Study suggests forests may store less carbon than expected

Climate plans that depend on forests to offset emissions may be counting on more carbon storage than trees can reliably deliver. A new study of oak forests found that carbon uptake and wood growth often decoupled, meaning trees kept absorbing carbon after their seasonal growth had already stopped.

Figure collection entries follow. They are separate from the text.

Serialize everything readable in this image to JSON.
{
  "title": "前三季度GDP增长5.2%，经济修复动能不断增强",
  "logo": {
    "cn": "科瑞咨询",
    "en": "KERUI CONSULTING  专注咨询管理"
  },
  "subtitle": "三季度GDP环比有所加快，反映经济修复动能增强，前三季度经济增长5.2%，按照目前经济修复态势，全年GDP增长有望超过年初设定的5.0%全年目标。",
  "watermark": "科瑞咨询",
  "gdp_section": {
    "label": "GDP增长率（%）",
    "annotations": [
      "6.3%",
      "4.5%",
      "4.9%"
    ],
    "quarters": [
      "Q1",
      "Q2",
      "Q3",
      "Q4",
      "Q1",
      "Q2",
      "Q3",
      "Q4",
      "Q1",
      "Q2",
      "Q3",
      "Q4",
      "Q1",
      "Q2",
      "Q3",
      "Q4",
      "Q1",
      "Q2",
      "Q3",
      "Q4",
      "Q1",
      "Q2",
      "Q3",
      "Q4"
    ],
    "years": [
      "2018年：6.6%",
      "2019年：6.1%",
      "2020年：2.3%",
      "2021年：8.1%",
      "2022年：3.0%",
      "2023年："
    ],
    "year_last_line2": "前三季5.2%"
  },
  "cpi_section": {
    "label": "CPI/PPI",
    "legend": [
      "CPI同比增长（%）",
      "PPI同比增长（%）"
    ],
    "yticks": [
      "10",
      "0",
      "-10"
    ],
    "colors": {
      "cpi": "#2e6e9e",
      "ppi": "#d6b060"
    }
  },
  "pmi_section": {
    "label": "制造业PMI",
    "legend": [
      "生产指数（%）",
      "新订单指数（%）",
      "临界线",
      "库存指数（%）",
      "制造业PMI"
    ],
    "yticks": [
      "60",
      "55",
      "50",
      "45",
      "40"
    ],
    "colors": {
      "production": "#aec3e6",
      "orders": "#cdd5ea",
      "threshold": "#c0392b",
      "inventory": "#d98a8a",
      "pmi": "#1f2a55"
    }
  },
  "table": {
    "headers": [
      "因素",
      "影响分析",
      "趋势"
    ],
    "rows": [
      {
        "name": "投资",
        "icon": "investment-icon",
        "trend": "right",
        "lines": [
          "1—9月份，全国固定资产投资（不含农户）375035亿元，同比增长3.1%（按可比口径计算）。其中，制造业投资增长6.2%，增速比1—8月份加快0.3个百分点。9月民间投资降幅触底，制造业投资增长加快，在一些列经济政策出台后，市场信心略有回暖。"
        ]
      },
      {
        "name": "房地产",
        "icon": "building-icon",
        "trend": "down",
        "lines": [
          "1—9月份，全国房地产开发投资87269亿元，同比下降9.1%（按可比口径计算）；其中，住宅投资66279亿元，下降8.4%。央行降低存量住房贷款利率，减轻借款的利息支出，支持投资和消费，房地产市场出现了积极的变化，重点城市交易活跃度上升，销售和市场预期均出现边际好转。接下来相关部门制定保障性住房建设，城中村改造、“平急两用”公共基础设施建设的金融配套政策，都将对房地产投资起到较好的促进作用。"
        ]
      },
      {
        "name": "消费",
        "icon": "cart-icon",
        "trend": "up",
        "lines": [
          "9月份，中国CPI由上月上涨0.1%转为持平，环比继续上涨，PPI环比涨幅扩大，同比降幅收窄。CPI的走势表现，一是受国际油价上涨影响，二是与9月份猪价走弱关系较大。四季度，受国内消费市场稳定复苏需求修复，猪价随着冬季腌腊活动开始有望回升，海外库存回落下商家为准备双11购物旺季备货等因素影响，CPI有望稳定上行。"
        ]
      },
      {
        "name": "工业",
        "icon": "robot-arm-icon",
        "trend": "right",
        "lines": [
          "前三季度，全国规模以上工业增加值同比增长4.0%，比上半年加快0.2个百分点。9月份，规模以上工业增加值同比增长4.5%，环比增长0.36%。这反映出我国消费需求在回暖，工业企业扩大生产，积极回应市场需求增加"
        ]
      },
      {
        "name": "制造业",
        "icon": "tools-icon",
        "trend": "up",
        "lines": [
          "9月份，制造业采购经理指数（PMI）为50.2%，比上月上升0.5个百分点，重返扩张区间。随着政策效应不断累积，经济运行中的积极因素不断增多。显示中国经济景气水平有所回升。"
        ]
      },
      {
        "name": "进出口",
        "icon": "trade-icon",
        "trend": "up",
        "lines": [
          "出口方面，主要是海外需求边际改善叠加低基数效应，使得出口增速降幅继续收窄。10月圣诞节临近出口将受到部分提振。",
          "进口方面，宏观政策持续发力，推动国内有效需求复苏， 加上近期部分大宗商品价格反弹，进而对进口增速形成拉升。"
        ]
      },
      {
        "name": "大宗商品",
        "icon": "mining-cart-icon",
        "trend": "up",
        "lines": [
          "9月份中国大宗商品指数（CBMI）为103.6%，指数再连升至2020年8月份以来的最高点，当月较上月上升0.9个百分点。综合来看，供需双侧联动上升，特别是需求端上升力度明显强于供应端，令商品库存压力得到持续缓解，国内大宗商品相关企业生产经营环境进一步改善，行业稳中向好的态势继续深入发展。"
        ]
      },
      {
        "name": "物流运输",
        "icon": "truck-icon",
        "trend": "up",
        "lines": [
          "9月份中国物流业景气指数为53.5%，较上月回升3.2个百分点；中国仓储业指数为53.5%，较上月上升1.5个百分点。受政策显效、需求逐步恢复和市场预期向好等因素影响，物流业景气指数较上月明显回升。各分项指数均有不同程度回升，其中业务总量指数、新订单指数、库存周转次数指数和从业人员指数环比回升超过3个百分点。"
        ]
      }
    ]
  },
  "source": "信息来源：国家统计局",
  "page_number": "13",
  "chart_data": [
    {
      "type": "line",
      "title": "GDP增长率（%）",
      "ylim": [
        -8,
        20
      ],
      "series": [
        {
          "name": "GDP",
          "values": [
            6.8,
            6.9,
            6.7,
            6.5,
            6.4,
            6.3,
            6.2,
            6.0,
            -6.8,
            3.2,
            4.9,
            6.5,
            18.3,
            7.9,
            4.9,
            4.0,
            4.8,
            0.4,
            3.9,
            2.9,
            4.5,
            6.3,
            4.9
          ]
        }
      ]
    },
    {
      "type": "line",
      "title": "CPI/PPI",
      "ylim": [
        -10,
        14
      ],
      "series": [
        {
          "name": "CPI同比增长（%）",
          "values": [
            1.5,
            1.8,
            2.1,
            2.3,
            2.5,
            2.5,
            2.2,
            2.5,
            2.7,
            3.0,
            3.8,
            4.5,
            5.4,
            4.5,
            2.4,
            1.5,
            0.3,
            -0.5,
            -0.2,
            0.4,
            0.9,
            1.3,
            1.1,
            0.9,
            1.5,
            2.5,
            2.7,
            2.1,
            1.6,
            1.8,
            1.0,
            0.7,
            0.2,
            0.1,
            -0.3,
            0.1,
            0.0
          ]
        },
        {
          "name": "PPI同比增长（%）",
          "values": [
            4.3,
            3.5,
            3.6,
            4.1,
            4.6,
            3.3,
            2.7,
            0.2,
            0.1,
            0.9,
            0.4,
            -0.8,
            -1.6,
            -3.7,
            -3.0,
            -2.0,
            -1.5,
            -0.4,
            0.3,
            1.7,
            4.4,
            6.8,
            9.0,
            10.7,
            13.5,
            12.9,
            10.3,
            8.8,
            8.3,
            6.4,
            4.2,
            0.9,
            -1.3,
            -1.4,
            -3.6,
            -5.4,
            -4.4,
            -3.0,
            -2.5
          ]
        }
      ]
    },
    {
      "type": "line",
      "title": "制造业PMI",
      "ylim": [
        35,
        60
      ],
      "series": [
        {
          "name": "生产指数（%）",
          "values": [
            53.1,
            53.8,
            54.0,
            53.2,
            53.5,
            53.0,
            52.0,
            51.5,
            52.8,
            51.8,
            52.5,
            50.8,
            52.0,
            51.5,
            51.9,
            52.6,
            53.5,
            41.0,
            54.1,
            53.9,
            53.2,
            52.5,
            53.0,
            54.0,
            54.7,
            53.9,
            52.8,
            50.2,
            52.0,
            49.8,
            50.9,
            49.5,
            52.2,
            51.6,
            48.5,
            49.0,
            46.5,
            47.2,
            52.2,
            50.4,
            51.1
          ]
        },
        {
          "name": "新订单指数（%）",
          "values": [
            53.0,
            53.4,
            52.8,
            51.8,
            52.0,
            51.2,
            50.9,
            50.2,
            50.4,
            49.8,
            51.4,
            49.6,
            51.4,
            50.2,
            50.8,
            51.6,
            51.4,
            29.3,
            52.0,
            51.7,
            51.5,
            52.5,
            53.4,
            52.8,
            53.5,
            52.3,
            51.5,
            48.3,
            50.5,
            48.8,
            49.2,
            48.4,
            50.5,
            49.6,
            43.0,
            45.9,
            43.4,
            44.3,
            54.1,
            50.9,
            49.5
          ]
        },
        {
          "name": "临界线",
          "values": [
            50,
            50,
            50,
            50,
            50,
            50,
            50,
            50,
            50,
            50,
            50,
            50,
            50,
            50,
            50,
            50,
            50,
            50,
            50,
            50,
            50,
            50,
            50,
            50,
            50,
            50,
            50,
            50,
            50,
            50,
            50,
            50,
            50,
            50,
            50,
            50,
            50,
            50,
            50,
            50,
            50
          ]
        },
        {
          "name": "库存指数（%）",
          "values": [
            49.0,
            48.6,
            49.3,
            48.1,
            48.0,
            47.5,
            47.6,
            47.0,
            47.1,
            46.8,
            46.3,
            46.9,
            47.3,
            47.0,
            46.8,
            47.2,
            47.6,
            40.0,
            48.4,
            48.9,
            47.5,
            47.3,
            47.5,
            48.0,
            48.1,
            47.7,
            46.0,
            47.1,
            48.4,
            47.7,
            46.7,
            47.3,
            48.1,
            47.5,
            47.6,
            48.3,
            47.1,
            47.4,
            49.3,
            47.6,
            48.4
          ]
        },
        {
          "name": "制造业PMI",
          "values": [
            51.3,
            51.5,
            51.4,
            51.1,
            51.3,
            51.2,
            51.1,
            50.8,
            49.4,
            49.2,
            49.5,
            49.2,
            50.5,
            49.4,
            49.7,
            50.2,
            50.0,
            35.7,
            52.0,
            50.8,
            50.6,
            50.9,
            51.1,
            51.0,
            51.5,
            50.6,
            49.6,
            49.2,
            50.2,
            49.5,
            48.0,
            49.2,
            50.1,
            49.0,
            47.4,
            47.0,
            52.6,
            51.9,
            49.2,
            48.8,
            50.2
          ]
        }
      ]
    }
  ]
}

The research, published in Science Advances, examined oak trees at 137 sites across the eastern United States and California using satellite imagery, hour-by-hour canopy carbon dioxide measurements, trunk sensors that tracked minute-by-minute changes in tree size, and tree-ring records dating back to 1950. In the eastern United States, oak growth generally ran from May through July, but photosynthesis continued into October, and about 36% of annual carbon absorbed through photosynthesis happened after growth had ended. In California, oak growth typically lasted from December through April and then ended by August, even as photosynthesis continued, with about 26% of annual carbon uptake occurring after growth ceased.

Lead author Mukund Palat Rao, an ecoclimatologist at Lamont-Doherty Earth Observatory at Columbia Climate School, said: “Right now, most models assume that if you have photosynthesis, you have growth. We find that’s not the case.”

That gap matters because the long-term climate value of forests depends on carbon being converted into new wood, where it can stay stored for decades, centuries or longer. The study found that some of the carbon trees absorbed likely went into leaves, fruits, short-lived metabolic activity or compounds released into the soil instead of durable wood. The result is a warning for policymakers and carbon-accounting systems that treat forest preservation and tree growth as a straightforward ledger of climate progress.

The findings also sharpen a broader concern already raised by other research: warming can shorten the time carbon remains locked away in trees. A University of Cambridge study found that faster growth in warmer conditions can be offset by earlier death, reducing carbon residence time. Together, the two lines of evidence suggest a harder truth for climate planning: even where forests keep drawing carbon from the air, heat and aridity may prevent that carbon from accumulating in wood for as long as many models assume.